Bigger NATO Fattens Market For U.S. Arms

It is no coincidence, as Pravda used to say, that the Madrid summit to enlarge the North Atlantic Treaty Organization was preceded by the announcement that America's biggest defense corporation was to get even bigger.


The announcement that Lockheed-Martin was to buy Northrop-Grumman not only brings together the manufacturer of the F-16 fighter and F-117 Stealth warplane with the company that makes the F-18 and B-2 Stealth bomber. It also illustrates NATO's enlargement as an export bonanza for the U.S. arms industry, which sees a $35 billion market in re-equipping the new Eastern European members.


The International Monetary Fund has already expressed concern to the Clinton administration about the broader economic impact of defense spending on their fledgling economies. But the U.S. defense groups have been pouring money into U.S. political campaigns and lobbying senators to ensure that NATO enlargement goes ahead.

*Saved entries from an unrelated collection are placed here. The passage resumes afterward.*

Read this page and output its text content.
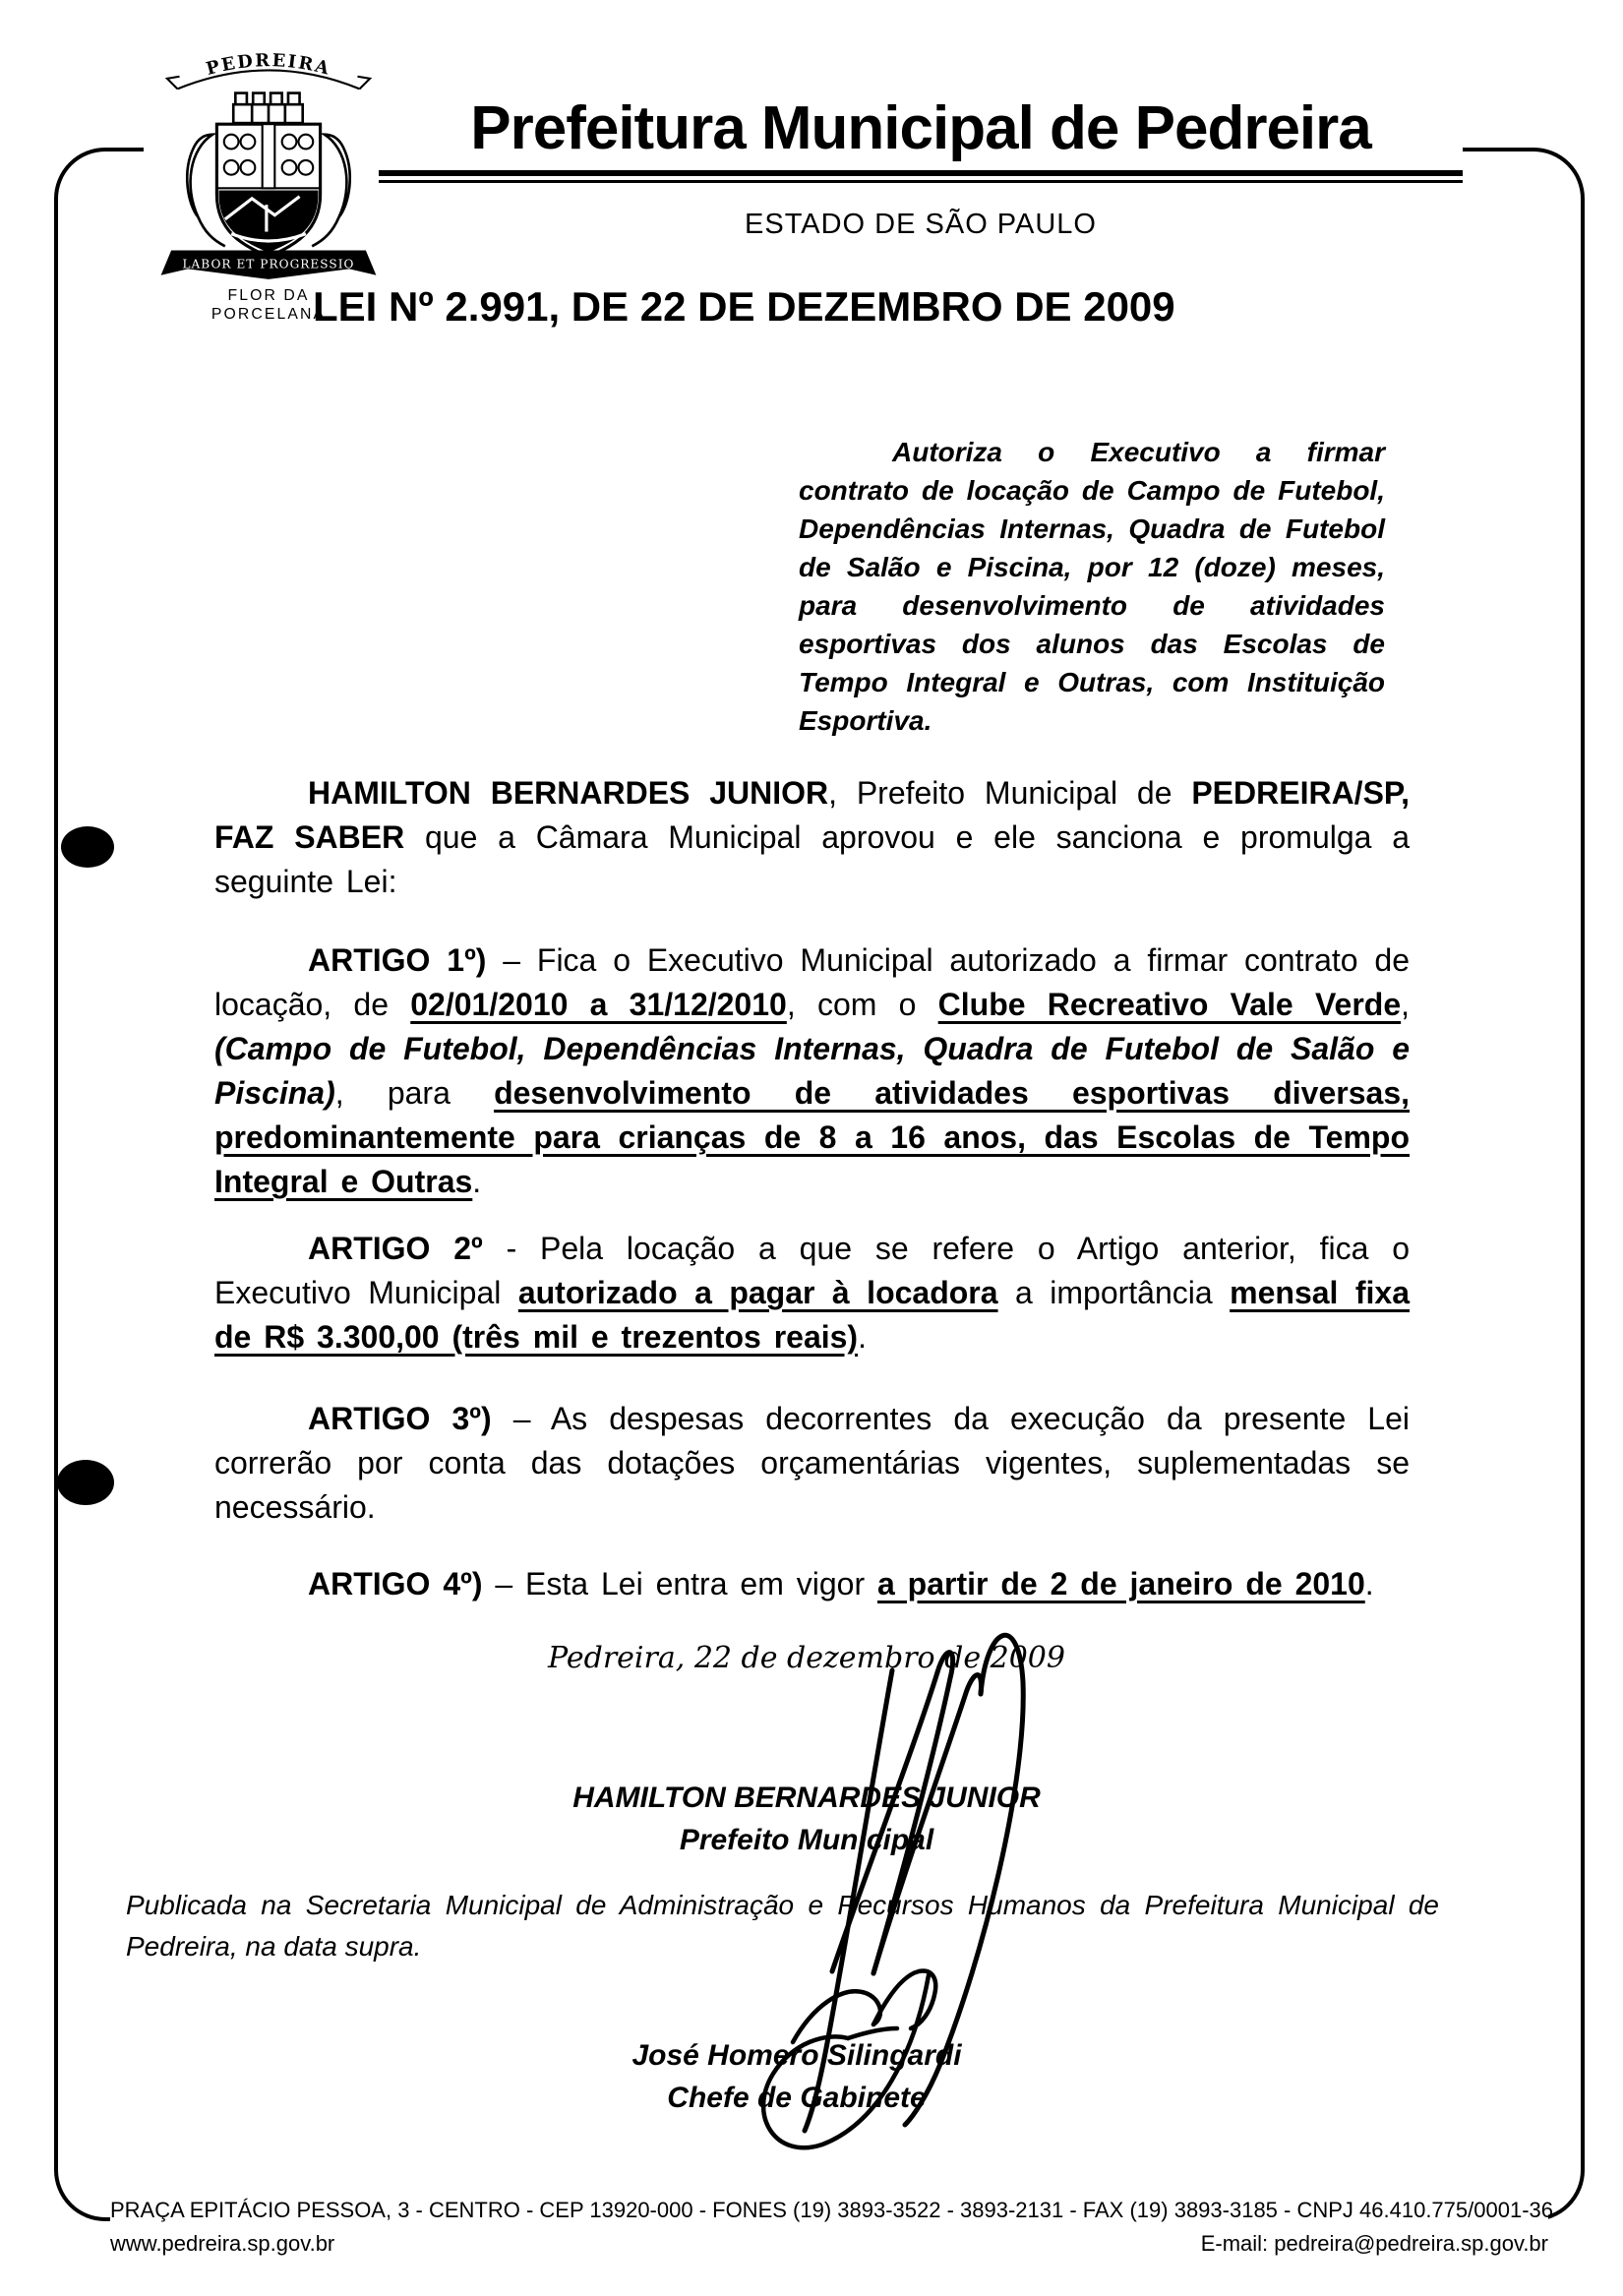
PEDREIRA
LABOR ET PROGRESSIO
FLOR DA
PORCELANA
Prefeitura Municipal de Pedreira
ESTADO DE SÃO PAULO
LEI Nº 2.991, DE 22 DE DEZEMBRO DE 2009
Autoriza o Executivo a firmar contrato de locação de Campo de Futebol, Dependências Internas, Quadra de Futebol de Salão e Piscina, por 12 (doze) meses, para desenvolvimento de atividades esportivas dos alunos das Escolas de Tempo Integral e Outras, com Instituição Esportiva.

HAMILTON BERNARDES JUNIOR, Prefeito Municipal de PEDREIRA/SP, FAZ SABER que a Câmara Municipal aprovou e ele sanciona e promulga a seguinte Lei:

ARTIGO 1º) – Fica o Executivo Municipal autorizado a firmar contrato de locação, de 02/01/2010 a 31/12/2010, com o Clube Recreativo Vale Verde, (Campo de Futebol, Dependências Internas, Quadra de Futebol de Salão e Piscina), para desenvolvimento de atividades esportivas diversas, predominantemente para crianças de 8 a 16 anos, das Escolas de Tempo Integral e Outras.

ARTIGO 2º - Pela locação a que se refere o Artigo anterior, fica o Executivo Municipal autorizado a pagar à locadora a importância mensal fixa de R$ 3.300,00 (três mil e trezentos reais).

ARTIGO 3º) – As despesas decorrentes da execução da presente Lei correrão por conta das dotações orçamentárias vigentes, suplementadas se necessário.

ARTIGO 4º) – Esta Lei entra em vigor a partir de 2 de janeiro de 2010.

Pedreira, 22 de dezembro de 2009
HAMILTON BERNARDES JUNIOR
Prefeito Municipal
Publicada na Secretaria Municipal de Administração e Recursos Humanos da Prefeitura Municipal de Pedreira, na data supra.
José Homero Silingardi
Chefe de Gabinete
PRAÇA EPITÁCIO PESSOA, 3 - CENTRO - CEP 13920-000 - FONES (19) 3893-3522 - 3893-2131 - FAX (19) 3893-3185 - CNPJ 46.410.775/0001-36
www.pedreira.sp.gov.br	E-mail: pedreira@pedreira.sp.gov.br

Just to ensure that it does, Bruce Jackson, director of strategic planning for the new Lockheed-Martin-Northrop aerospace giant, is the president of the U.S. Committee to Expand NATO.

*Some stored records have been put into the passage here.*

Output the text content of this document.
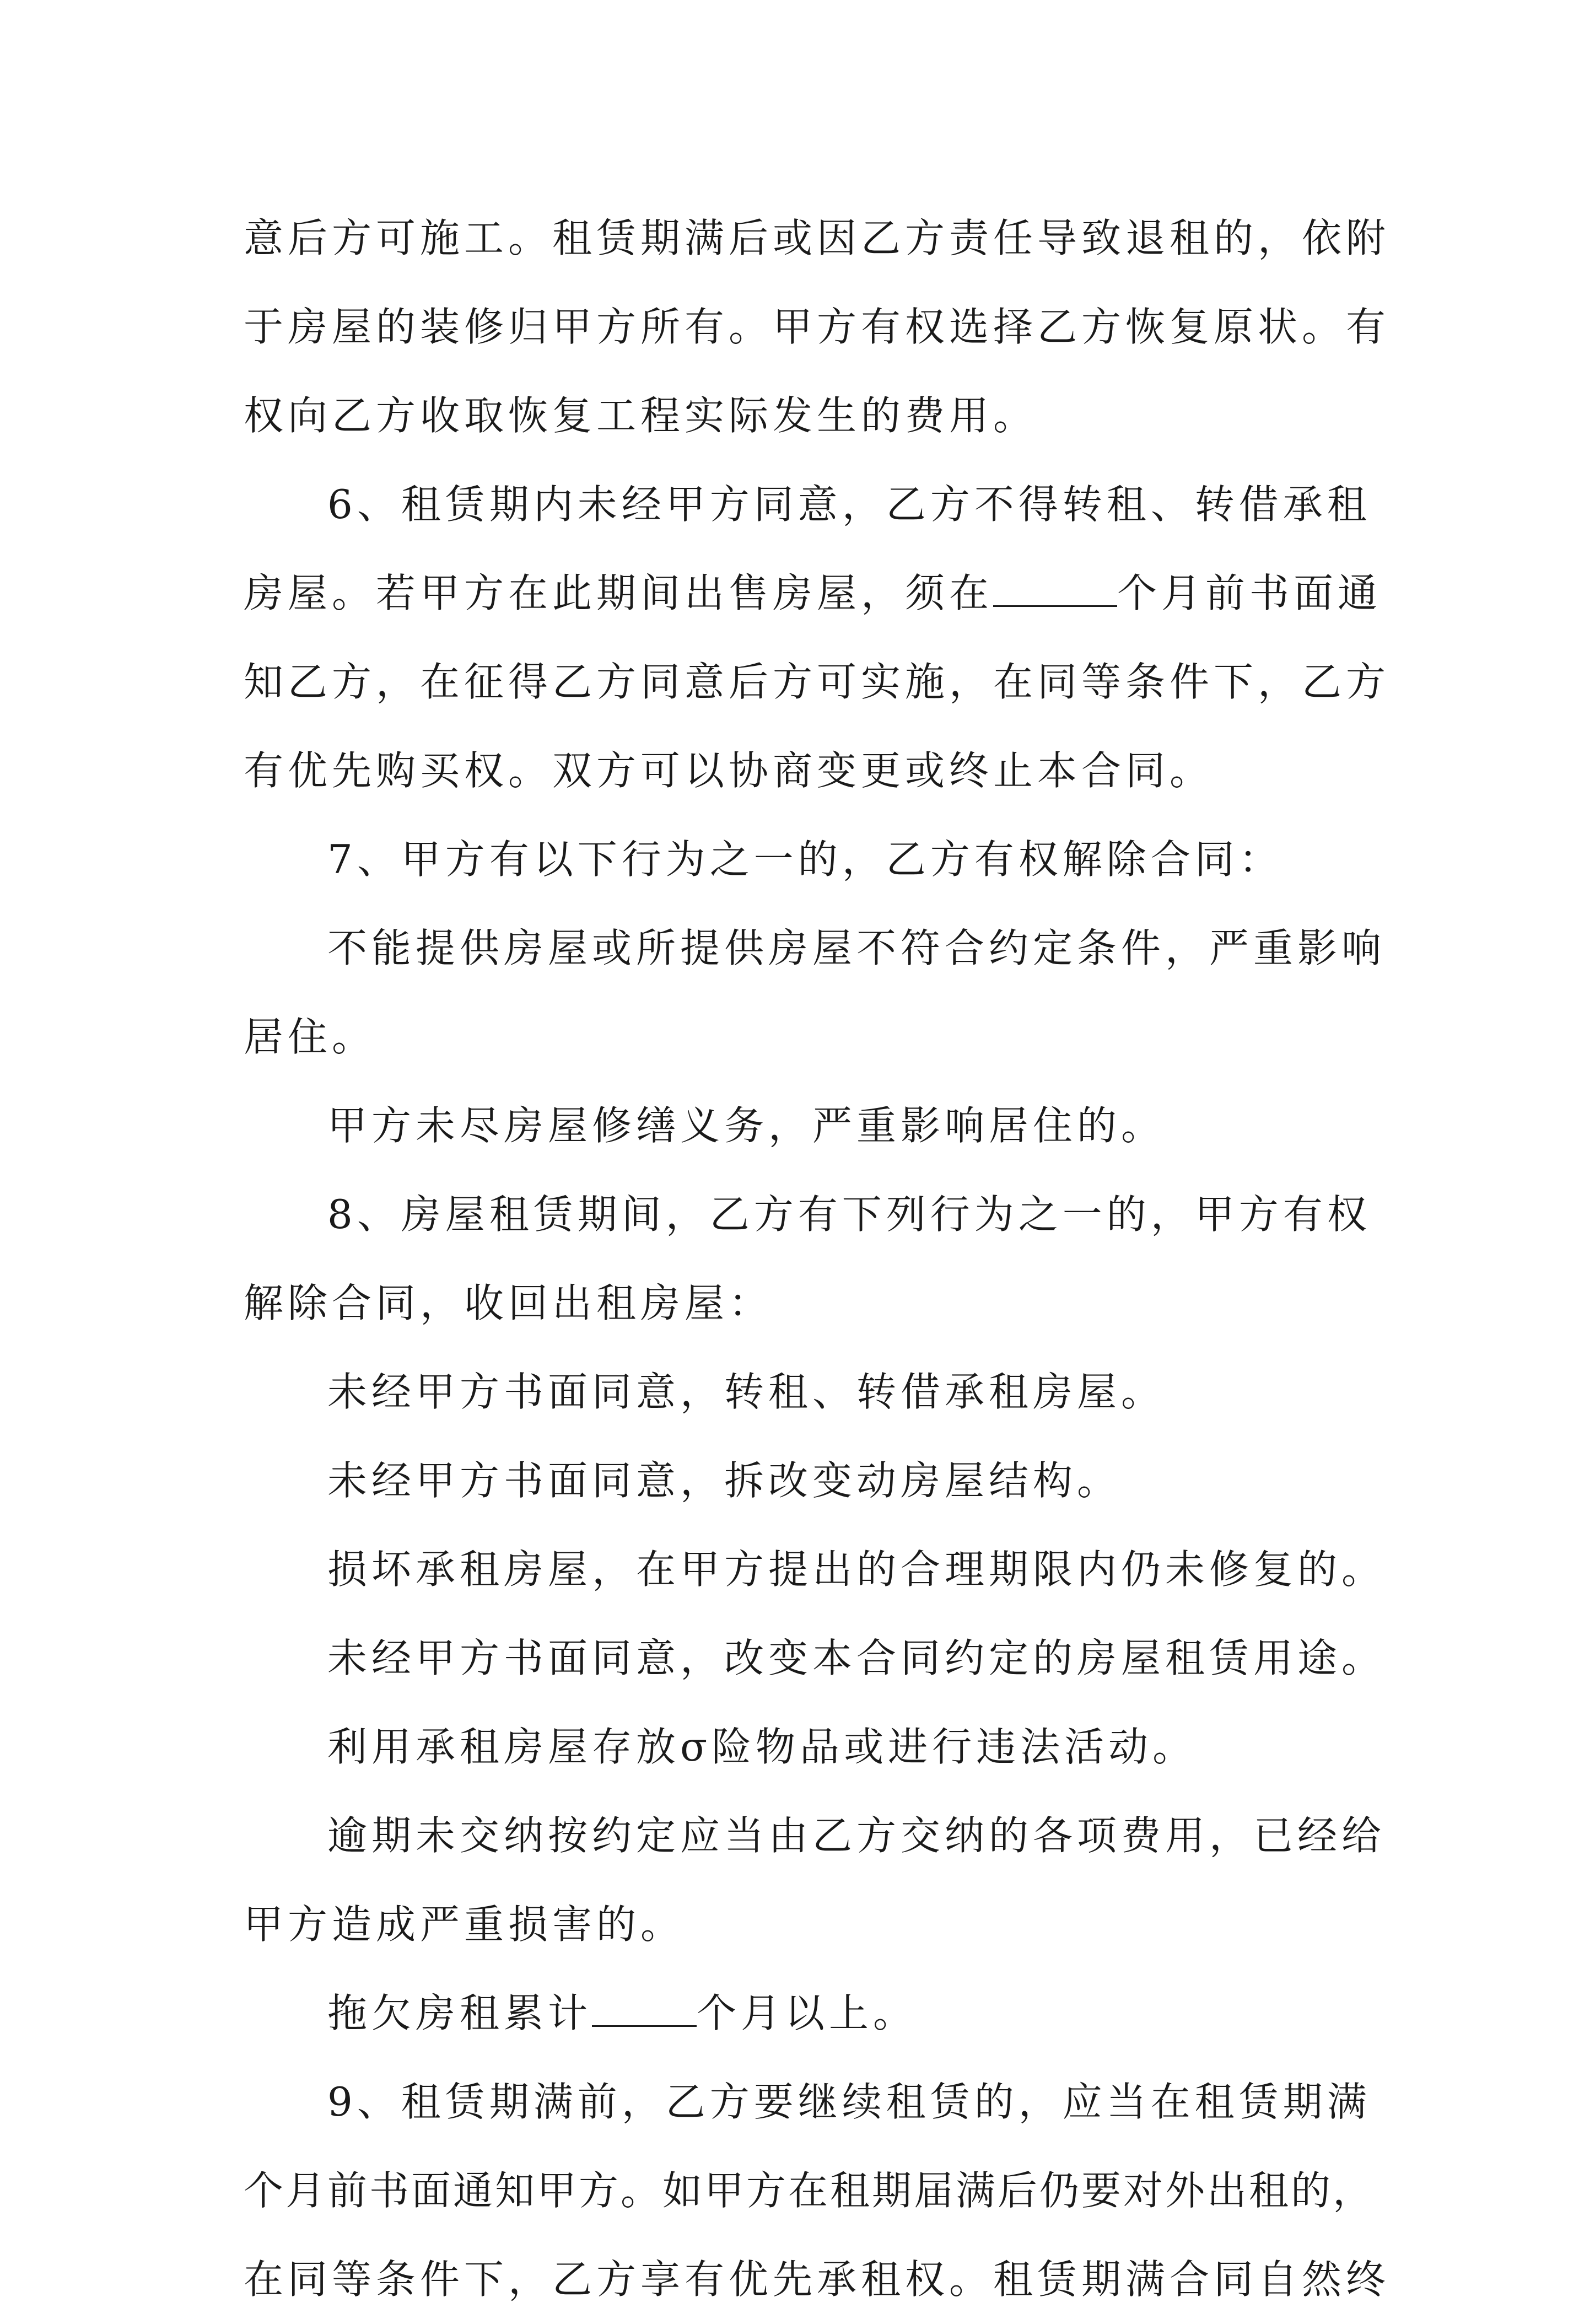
意后方可施工。租赁期满后或因乙方责任导致退租的，依附
于房屋的装修归甲方所有。甲方有权选择乙方恢复原状。有
权向乙方收取恢复工程实际发生的费用。
6、租赁期内未经甲方同意，乙方不得转租、转借承租
房屋。若甲方在此期间出售房屋，须在	个月前书面通
知乙方，在征得乙方同意后方可实施，在同等条件下，乙方
有优先购买权。双方可以协商变更或终止本合同。
7、甲方有以下行为之一的，乙方有权解除合同：
不能提供房屋或所提供房屋不符合约定条件，严重影响
居住。
甲方未尽房屋修缮义务，严重影响居住的。
8、房屋租赁期间，乙方有下列行为之一的，甲方有权
解除合同，收回出租房屋：
未经甲方书面同意，转租、转借承租房屋。
未经甲方书面同意，拆改变动房屋结构。
损坏承租房屋，在甲方提出的合理期限内仍未修复的。
未经甲方书面同意，改变本合同约定的房屋租赁用途。
利用承租房屋存放σ险物品或进行违法活动。
逾期未交纳按约定应当由乙方交纳的各项费用，已经给
甲方造成严重损害的。
拖欠房租累计	个月以上。
9、租赁期满前，乙方要继续租赁的，应当在租赁期满
个月前书面通知甲方。如甲方在租期届满后仍要对外出租的，
在同等条件下，乙方享有优先承租权。租赁期满合同自然终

The orders have been coming in fast. In April, Poland's Defense Ministry confirmed that it would issue "invitations to tender" for 250 new multi-role fighters by the end of this year. Also in April, Romania sent a letter of intent to the Pentagon to buy 12 F-16s or F-18s and nine Lockheed Hercules cargo planes. Slovenia announced last month the purchase of 12 Super-Cobra attack helicopters for $300 million, and Hungary has opened the bidding for a $1.2 billion order to replace its elderly fleet of MiG-21 and MiG-23 fighters.


The Pentagon and the U.S. arms industry have combined to produce some tempting deals. In February, the U.S. Navy offered a five-year "no-cost lease" of F-18 fighter bombers to the Czech Republic.


In return, the U.S. defense industry has become a major cheerleader for NATO enlargement. During an Eastern European tour in April, Lockheed's chief executive, Norman Augustine, declared his support for Romania to join NATO, just after Romania signed an $82 million radar contract. Bell Helicopter's chairman, Webb Joiner, also backed Romania's entry, as he signed a $1 billion deal to sell naval attack helicopters.


Romania last month became the first Eastern European country to take advantage of the Pentagon's new $15 billion defense export loan guarantee fund, which Congress established in 1995 after intense lobbying by the industry. Lockheed alone gave $2.3 million in campaign donations in the 1996 elections, part of a fivefold increase in defense industry donations to Democrats during President Bill Clinton's first term.


The accumulated mergers of the U.S. defense sector now top $100 billion since the famous "Last Supper" in 1993. The defense secretary at the time, William Perry, invited the tycoons to dinner: The Pentagon wanted a swift restructuring of an industry no longer cushioned by Cold War defense budgets, that would leave the U.S. best placed to dominate world export sales.


Immediately after that Last Supper, Clinton flew to Brussels for the January 1994 NATO summit, at which he declared that enlarging the alliance was "not a question of if, but of when." What an interesting coincidence.